У меня в голове полный бардак, шестеренки крутятся без остановки. До рассвета нужно уладить кучу дел. Конечно, у нас есть основы, но с появлением ребенка все меняется. А наем няни? Это еще один слой ада. Мы не похожи на те мафиозные семьи, которые похищают или шантажируют людей. Та, кто возьмется за работу няни, должна искренне заботиться о девочке, но при этом быть достаточно дисциплинированной, чтобы выполнять приказы без лишних вопросов.
Пока я размышляю над этим, у меня пиликает телефон. Моя мать — мне действительно, черт возьми, нужно сменить рингтон — звонит мне со всей своей пронзительностью.
— Мошенники? — Спрашивает Николай. В последнее время ему приходят странные сообщения. Он наверняка подумал, может, я в той же лодке.
— Нет, всего лишь мама, — говорю я и не беру трубку. У меня и так хватает забот, не добавляя к ним еще и материнские придирки.
Я переключаю свое внимание на Ника.
— Нам нужно держать это в тайне. Никто за пределами этой комнаты не должен знать о ребенке.
Мы не можем позволить людям узнать, что у нас есть мягкая сторона, в конце концов. Мы не благотворительная организация, усыновляющая бездомных. Мы — чертова Братва.
Ник понимающе кивает.
— Чем меньше людей знает, тем лучше. Свободные губы топят корабли.
Но потом он вскидывает бровь.
— Так как же, черт возьми, нам найти няню, не вызывая подозрений?

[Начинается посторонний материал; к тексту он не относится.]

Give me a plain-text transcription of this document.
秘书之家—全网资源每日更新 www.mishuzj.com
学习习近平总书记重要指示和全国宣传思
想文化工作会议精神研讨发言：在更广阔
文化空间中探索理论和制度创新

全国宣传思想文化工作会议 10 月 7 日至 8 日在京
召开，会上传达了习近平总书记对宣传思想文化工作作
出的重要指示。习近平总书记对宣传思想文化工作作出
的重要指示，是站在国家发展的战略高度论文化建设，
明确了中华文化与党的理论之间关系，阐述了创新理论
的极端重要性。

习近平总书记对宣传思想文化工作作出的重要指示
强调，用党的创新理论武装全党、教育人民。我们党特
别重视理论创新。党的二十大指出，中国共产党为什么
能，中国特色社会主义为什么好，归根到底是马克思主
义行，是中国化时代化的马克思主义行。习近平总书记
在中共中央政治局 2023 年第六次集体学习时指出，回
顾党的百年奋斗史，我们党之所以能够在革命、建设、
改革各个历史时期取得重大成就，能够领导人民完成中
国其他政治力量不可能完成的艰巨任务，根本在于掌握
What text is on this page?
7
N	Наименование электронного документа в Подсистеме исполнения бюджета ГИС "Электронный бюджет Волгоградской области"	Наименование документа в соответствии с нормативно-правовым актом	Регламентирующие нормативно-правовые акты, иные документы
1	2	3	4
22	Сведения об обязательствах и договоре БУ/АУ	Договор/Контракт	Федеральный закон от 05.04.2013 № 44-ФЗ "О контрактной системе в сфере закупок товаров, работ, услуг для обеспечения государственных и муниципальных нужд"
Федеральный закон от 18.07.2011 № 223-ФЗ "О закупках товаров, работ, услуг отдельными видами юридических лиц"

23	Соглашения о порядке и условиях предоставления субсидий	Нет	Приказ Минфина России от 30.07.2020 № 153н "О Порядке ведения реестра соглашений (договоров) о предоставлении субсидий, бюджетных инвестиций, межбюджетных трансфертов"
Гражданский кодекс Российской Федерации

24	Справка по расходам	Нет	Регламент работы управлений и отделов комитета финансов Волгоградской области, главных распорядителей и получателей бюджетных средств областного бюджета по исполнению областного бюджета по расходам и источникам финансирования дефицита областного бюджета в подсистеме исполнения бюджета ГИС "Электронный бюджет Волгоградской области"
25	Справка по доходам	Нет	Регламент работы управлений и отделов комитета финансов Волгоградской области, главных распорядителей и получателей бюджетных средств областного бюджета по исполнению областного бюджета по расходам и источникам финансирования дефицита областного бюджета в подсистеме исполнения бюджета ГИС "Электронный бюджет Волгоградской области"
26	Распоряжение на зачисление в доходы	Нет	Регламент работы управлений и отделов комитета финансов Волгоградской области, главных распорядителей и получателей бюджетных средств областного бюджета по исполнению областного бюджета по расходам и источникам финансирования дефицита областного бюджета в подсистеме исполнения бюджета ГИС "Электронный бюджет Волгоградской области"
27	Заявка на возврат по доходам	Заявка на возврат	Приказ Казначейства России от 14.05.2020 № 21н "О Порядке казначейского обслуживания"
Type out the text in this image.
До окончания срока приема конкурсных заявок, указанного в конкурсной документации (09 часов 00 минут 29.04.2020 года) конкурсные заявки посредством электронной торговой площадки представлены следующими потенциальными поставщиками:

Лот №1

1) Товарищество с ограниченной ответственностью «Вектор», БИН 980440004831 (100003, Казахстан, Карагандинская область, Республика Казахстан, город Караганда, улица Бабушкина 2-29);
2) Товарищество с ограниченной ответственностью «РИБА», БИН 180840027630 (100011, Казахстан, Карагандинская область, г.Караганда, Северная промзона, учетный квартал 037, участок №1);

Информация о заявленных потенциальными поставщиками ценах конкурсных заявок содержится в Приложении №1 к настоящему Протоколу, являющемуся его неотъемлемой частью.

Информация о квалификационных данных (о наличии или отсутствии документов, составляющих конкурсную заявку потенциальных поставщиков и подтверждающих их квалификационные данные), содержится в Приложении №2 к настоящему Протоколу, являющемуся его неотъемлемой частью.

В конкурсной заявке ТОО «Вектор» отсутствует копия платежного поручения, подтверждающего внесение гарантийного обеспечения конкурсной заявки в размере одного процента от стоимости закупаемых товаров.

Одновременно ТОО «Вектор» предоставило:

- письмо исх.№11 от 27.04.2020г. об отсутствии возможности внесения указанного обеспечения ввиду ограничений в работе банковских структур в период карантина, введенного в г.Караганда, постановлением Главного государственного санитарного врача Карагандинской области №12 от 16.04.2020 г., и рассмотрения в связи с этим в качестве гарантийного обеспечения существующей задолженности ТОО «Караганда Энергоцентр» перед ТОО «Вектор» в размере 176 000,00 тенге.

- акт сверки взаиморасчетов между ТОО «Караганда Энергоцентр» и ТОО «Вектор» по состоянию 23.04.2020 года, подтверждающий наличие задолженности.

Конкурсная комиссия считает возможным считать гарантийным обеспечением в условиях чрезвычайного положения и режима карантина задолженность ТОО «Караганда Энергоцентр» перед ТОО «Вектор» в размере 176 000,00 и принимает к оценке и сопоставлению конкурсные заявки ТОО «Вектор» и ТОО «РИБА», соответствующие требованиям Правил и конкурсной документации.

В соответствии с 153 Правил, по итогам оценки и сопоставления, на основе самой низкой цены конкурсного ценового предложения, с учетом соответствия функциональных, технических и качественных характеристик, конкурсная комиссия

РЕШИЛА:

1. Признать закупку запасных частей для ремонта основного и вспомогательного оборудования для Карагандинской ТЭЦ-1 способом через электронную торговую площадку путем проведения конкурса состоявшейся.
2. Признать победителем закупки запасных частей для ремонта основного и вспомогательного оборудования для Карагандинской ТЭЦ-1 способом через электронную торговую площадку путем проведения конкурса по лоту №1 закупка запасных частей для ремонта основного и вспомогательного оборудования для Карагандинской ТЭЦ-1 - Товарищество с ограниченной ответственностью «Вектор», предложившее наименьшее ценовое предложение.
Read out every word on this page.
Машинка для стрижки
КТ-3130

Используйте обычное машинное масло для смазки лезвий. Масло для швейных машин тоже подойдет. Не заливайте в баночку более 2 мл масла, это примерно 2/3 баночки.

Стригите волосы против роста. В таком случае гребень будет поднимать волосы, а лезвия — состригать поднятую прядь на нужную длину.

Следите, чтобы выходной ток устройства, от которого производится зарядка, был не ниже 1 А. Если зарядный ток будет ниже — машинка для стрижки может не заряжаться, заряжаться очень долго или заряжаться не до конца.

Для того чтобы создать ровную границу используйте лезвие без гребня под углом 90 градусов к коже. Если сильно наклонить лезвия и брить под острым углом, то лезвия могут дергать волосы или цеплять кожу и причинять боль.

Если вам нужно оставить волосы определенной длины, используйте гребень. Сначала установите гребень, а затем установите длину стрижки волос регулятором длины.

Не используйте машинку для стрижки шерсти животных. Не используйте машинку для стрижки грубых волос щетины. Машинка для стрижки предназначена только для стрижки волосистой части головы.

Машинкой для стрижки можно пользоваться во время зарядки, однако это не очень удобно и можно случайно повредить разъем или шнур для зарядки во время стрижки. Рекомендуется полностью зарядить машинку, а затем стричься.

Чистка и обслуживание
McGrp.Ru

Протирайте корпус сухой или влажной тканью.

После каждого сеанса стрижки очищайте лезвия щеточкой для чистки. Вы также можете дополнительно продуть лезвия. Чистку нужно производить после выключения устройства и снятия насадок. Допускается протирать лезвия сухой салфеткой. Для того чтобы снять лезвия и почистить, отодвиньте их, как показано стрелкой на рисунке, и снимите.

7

Ради всего святого, мы же не можем просто разместить объявление.
Я ухмыляюсь.
— У Грейс сеть не только внутри Братвы. У нее есть уши и глаза и в гражданском мире. Я предупрежу ее, и она найдет нам кого-нибудь, кто действительно сможет выполнить эту работу.
Он кивает. У нас есть план, но все не так быстро.
Я делаю паузу, затем повышаю голос и кричу девчонке.
— Эй, как тебя зовут?
Она поворачивается и смотрит на нас большими глазами. Пустыми глазами.
— Да ладно, это самый простой вопрос на английском, — бормочет Николай.
Разочарованный, я перехожу на русский.
— Kak tebya zovut.
И тут она говорит, ее голос едва превышает шепот.
— Алина.
Наступает тишина, наполненная лишь тяжестью ее единственного слова.
— Алина, — повторяю я, позволяя ее имени повиснуть в воздухе. Это момент ясности среди хаоса. — Хорошо, Алина. У нас есть работа, не так ли?
Николай смотрит на меня, потом на Алину.
— Да, есть. У нас, блядь, очень много работы.
Алина. Маленькая кроха, такая невинная.
Как она оказалась втянута в наш поганый мир?
ГЛАВА 2: ИЛЛЮЗИЯ КОНТРОЛЯ
АЛЕКСАНДР
Мои глаза распахиваются от мягкого света рассвета, проникающего сквозь тяжелые шторы. Я лежу в своей огромной кровати, королевского размера, подходящей для того, кем я являюсь.
Простыни из тончайшего египетского хлопка, стены украшены произведениями искусства, которые стоят больше, чем большинство людей зарабатывают за всю жизнь. Моя спальня столь же обширна, сколь и роскошна. Это часть особняка, который служит одновременно моим домом и неофициальным штабом наших операций в Братве.
Рядом со мной, едва шевелясь, лежит женщина. Ее кожа красивого оттенка красного дерева. Красные шелковые простыни облегают ее фигуру. На мгновение я позволил своим глазам остановиться на ней, любуясь изгибом ее спины, изящной линией шеи. Но только на мгновение. Сентиментальность — это слабость, которую я не могу себе позволить.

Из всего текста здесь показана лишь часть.